Come suggerisce l’articolo, l’invasione dell’Ucraina è diventata un trampolino di lancio per una nuova prospettiva della NATO. “Gli strateghi militari statunitensi”, scrive infatti Meaney, “sognano nuovamente di aprire un fronte Nato nel Pacifico, mentre i burocrati dell’UE progettano una nuova alleanza Nato per Internet […]. Il vecchio sceriffo della Guerra Fredda ha ritrovato il suo ruolo guida e, con sorpresa di molti, ha dimostrato di essere una forza straordinariamente agile ed efficiente nella lotta contro la Russia”.
Di grande interesse, la conclusione dell’articolo: “lo storico inglese EP Thompson sosteneva nel 1978 che il “Natopolitanism” era una forma di apatia estrema, una patologia avvolta in un’ideologia vuota che sapeva solo a cosa si opponeva. Ma Thompson scriveva in un momento in cui gli appelli ad abolire l’alleanza non erano ancora diventati un incantesimo stanco. Nel 1983, il posizionamento dei missili Pershing da parte della NATO in Germania occidentale poteva ancora suscitare proteste, tra le più grandi della storia tedesca del dopoguerra”.
“Ma se un tempo l’istituzionalizzazione della Nato e della strategia nucleare era considerata una mossa letale da molti cittadini degli Stati Nato, successivamente le recenti guerre della Nato in Libia e in Afghanistan sono state realizzate senza ostacoli interni, nonostante il loro abissale fallimento e nonostante abbiano palesemente reso il mondo un posto più pericoloso”.
“L’invasione dell’Ucraina da parte della Russia ha rappresentato per la Nato il momento più pacificante possibile. Nessuno dubita dell’effettivo sostegno della Nato alla difesa del territorio ucraino, anche se la guerra non è ancora finita”.

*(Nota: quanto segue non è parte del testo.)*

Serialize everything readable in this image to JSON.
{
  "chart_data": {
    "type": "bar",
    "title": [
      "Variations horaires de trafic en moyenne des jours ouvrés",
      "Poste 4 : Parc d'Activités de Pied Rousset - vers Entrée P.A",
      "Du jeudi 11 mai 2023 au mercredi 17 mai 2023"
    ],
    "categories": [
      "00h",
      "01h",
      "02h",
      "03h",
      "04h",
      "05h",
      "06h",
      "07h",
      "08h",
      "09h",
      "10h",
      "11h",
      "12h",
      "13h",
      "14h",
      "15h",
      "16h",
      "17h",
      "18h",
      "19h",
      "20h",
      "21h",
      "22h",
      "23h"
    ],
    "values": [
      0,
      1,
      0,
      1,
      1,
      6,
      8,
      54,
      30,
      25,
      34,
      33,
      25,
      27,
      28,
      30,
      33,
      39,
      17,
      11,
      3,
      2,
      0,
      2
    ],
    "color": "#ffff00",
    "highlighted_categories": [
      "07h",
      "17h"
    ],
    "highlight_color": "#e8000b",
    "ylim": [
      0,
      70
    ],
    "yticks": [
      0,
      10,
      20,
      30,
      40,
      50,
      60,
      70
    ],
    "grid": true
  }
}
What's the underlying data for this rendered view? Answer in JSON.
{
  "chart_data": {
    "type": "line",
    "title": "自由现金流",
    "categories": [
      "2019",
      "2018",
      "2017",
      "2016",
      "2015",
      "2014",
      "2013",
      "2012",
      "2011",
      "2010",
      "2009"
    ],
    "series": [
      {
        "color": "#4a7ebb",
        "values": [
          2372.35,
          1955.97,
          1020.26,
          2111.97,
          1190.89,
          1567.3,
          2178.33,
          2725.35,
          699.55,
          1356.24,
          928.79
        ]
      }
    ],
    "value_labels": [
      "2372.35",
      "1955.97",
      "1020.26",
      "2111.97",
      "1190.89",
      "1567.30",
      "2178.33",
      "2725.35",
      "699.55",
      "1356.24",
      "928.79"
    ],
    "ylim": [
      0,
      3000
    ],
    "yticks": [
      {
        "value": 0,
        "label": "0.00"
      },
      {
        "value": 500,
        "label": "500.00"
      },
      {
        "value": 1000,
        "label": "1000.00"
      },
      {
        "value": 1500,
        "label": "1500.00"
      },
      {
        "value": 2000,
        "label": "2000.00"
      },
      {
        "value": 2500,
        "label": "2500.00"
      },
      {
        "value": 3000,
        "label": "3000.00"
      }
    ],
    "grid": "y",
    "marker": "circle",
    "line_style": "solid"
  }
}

“La domanda più difficile è se la Nato, più che garantire pace e libertà, non sia in realtà un legaccio della guerra fredda, che ha limitato la libertà dell’Occidente – e messo in pericolo le popolazioni di tutto il mondo. In un momento in cui c’è bisogno come non mai di un ordine mondiale alternativo, la Nato sembra chiudere la porta a tale possibilità. La Nato sembra essere tornata. Ma solo per issare la vecchia bandiera: ‘Non c’è nessuna alternativa’”. (Qui)

E dunque NATO delenda est e UE delenda est: non c’è alternativa.